W&F 2023/2

Mitteilungen der Herausgeber*innen


Neuer Vorstand der AFK gewählt

Auf der vergangenen Mitgliederversammlung am 30.03.2023 wählten die AFK-Mitglieder einen neuen Vorstand. Er setzt sich nun wie folgt zusammen:

1. Vorsitzende: Dr. PD Simone Wisotzki (HSFK), 2. Vorsitzende: Prof. Dr. Eva Maria Hinterhuber (Hochschule Rhein-Waal); Beisitzende: Christine Buchwald (Hochschule Rhein-Waal), Dr. Anna-Lena Hönig (Universität Konstanz), Dr. Julia Leib (Universität Leipzig), Jun.-Prof. Dr. Janpeter Schilling (Rheinland-Pfälzische Technische Universität Kaiserslautern-Landau) und Prof.
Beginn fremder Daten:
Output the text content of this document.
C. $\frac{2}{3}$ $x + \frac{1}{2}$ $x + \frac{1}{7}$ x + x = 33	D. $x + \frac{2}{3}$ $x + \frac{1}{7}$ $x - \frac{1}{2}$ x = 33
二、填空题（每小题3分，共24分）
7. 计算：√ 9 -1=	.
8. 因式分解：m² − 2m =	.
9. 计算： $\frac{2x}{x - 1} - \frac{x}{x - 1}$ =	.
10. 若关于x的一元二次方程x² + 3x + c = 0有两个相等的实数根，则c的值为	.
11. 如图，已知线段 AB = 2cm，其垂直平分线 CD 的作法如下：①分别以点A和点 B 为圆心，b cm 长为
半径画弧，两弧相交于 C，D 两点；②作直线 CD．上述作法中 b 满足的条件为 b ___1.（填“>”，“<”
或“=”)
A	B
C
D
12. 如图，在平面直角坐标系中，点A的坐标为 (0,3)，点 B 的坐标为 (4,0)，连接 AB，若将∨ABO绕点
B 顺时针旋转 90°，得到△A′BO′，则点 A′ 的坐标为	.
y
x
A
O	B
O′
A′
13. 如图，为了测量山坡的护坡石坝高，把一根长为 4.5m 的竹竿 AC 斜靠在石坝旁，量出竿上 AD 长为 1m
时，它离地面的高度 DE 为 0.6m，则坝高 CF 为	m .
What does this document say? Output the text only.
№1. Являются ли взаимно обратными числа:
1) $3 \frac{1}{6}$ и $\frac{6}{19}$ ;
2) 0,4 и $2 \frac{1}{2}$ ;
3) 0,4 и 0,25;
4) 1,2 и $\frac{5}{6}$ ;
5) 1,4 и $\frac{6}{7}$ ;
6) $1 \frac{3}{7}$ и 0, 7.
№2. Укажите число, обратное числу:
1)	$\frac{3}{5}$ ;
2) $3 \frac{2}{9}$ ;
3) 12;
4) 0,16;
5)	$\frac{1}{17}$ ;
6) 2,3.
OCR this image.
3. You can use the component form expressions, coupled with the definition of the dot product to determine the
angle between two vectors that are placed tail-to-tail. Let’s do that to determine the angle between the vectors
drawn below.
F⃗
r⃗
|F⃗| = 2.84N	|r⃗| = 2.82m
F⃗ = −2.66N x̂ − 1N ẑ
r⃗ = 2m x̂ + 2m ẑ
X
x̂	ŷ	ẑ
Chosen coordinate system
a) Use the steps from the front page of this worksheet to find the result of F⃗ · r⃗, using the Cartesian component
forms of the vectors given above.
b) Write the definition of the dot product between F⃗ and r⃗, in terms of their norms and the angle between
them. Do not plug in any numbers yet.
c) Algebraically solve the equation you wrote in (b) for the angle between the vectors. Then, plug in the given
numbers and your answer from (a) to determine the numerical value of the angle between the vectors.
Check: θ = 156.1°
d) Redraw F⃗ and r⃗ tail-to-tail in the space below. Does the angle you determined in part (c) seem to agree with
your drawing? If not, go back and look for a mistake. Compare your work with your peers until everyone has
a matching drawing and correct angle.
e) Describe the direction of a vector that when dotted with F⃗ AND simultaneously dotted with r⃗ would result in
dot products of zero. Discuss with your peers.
Dr. Timothy Williams (Universität der Bundeswehr München);

Das Amt der Frauenbeauftragten wird von Madita Standke-Erdmann (King’s College London) und Stefanie Wesch (Potsdam-Institut für Klimafolgenforschung) vertreten; die Sprecher*innen für die »Junge AFK« sind Lilli Kannegießer (Berlin), Linda Ostermann (RWTH Aachen) und Julian Schäfer (RWTH Aachen).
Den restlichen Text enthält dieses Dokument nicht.